On se dit d’autant plus que Ferdinando Baldi n’avait vraiment pas besoin de tous ces jaillissements et qu’il aurait pu signer un superbe western en 3D. En même temps, encore aujourd’hui, il semble que la majorité des gens ne remarquent rien sans effets tape-à-l’œil… Cela donne aussi franchement envie qu’un éditeur ose enfin exhumer les autres films en 3D de cette période, comme Treasure of the Four Crowns, l’autre film de Baldi, mais aussi le space opera Spacehunter: Adventures in the Forbidden Zone, tous deux de 1983. Metalstorm: The Destruction of Jared-Syn, hallucinant paraît-il, est lui bien sorti en Blu-ray 3D fin 2016, mais il faut là encore passer par la case import et il a l’air de coûter bien plus cher que Comin’ At Ya!… Enfin, on espère voir un jour exhumé Arena (1953), le tout premier western en 3D, réalisé par le versatile Richard Fleischer.

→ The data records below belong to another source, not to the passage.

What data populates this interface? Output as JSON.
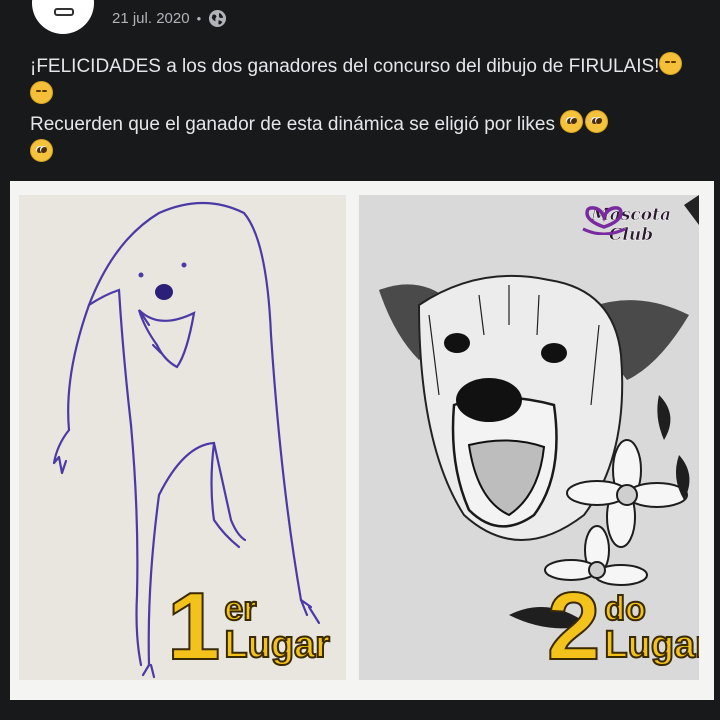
{
  "post": {
    "date": "21 jul. 2020",
    "separator": "•",
    "privacy_icon": "globe-icon",
    "line1": "¡FELICIDADES a los dos ganadores del concurso del dibujo de FIRULAIS!",
    "line2": "Recuerden que el ganador de esta dinámica se eligió por likes"
  },
  "image": {
    "first_place": {
      "number": "1",
      "suffix": "er",
      "word": "Lugar"
    },
    "second_place": {
      "number": "2",
      "suffix": "do",
      "word": "Lugar"
    },
    "brand": "Mascota Club",
    "label_color": "#f3c21b"
  },
  "colors": {
    "background": "#18191a",
    "text": "#e4e6eb",
    "meta": "#b0b3b8"
  }
}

Le cinéaste, très apprécié de Kiyoshi Kurosawa et remis sur le devant de la scène par Carlotta qui a édité pas mal de ses films ces dernières années, est en effet le seul à avoir réalisé un film en 3D durant les deux « vagues » puisqu’on lui doit aussi Amityville 3-D trente ans plus tard. Mais à une époque où les téléviseurs 3D deviennent quasiment introuvables – on ne peut même plus les rechercher suivant ce critère sur FNAC.com ! –, on peut comprendre que les éditeurs soient frileux… Monde de borgnes.